/Center-Loss

This is an implementation of the Center Loss article (2016).

Primary LanguagePython

Center-Loss

This is an implementation of the Center Loss article (2016) trained on MNist dataset.

Paper: A Discriminative Feature Learning Approach for Deep Face Recognition

Link to the paper: https://ydwen.github.io/papers/WenECCV16.pdf

Tensorflow Version: 1.5

Mnist train-dataset: 55000 training examples
Mnist test-dataset: 10000 training examples

Used from tensorflow examples.

Result after 13000 iteration (which is roughly 23 epoch):

13000.png

The above snapshot was made from a random 1000 training example at step 12400. For more snapshots about the training steps can be seen in training_snapshots folder.

The database was trained with AdamOptimizer.

Crucial steps were for the successful training:

  • remove the bias term from the last layer (before cross entropy)
  • training with 0.0005 learning rate instead of 0.001
  • rescale the training examples from [0,255] to [-1,1] range

I was running this code on CPU. This is why just 1000 images were tested. I was tried this out with 10000 examples for plotting, but my memory was not enough.

The code contains the same nn.py file as in the weight-normalization code. However I am not using any of Weight-Normalization, Batch-normalization initialization for training this code. They are set to false. The only function parameter I use for creating the model template was the use_bias and the use_xavier_initialization parameters. At the last layer use_bias was set to false, and when training the latter parameter was set to true (see model.py).

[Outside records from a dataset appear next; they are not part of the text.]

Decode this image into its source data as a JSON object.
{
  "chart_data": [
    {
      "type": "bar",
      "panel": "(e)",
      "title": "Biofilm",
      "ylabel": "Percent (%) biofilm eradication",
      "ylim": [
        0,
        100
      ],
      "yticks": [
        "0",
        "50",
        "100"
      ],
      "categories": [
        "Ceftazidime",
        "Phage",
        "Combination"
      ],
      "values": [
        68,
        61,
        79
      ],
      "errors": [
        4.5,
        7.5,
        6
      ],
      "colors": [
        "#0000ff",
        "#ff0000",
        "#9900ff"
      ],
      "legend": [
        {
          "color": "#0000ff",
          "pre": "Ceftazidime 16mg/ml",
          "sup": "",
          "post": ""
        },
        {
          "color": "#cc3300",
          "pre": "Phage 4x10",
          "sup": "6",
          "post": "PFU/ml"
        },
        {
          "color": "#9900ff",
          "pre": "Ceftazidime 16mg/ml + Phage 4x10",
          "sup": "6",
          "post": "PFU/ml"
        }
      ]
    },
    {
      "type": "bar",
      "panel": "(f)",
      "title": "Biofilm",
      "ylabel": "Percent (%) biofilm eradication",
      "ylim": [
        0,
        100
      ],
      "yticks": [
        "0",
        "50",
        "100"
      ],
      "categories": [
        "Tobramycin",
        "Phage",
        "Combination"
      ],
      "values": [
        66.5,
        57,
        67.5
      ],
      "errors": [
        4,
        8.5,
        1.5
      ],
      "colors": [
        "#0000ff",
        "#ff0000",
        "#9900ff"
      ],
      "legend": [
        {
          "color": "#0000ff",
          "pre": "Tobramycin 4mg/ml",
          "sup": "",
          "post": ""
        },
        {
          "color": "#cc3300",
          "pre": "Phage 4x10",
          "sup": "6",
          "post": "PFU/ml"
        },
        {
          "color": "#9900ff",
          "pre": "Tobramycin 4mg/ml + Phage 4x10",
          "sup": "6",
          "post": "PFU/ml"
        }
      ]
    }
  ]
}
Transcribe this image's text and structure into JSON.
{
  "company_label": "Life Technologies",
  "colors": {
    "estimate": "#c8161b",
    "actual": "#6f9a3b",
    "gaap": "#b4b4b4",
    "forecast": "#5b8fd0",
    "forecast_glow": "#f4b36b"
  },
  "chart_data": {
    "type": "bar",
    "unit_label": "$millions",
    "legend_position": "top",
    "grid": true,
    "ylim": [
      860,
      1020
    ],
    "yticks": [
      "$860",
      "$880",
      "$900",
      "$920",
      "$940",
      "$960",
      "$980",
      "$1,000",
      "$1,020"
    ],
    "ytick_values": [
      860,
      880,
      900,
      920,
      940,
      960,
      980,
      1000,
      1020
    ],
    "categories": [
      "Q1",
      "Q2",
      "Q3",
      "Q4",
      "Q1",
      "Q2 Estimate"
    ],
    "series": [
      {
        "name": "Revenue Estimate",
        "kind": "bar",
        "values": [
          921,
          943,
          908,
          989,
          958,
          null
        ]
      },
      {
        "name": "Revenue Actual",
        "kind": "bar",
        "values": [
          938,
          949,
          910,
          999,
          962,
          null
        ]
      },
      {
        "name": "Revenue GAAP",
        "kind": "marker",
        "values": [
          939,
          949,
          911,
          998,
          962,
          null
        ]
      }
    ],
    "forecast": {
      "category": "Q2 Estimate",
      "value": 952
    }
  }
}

Implementations and links that I found useful:

Notes: The code is not using weight normalization nor mean only batch normalization nor initialization. I should (have been) try this out, whether it can accelerate the training. I do think initialization here would be very useful (avoiding dead clusters). So every normalization technique could be very helpful to accelerate the training.

About the training loss:

200:  2.3
5000: 1.2
10000: 0.7
14200: 0.4

I assume at about 5000-6000 step the learning rate should have been divided to half, because it was platoed.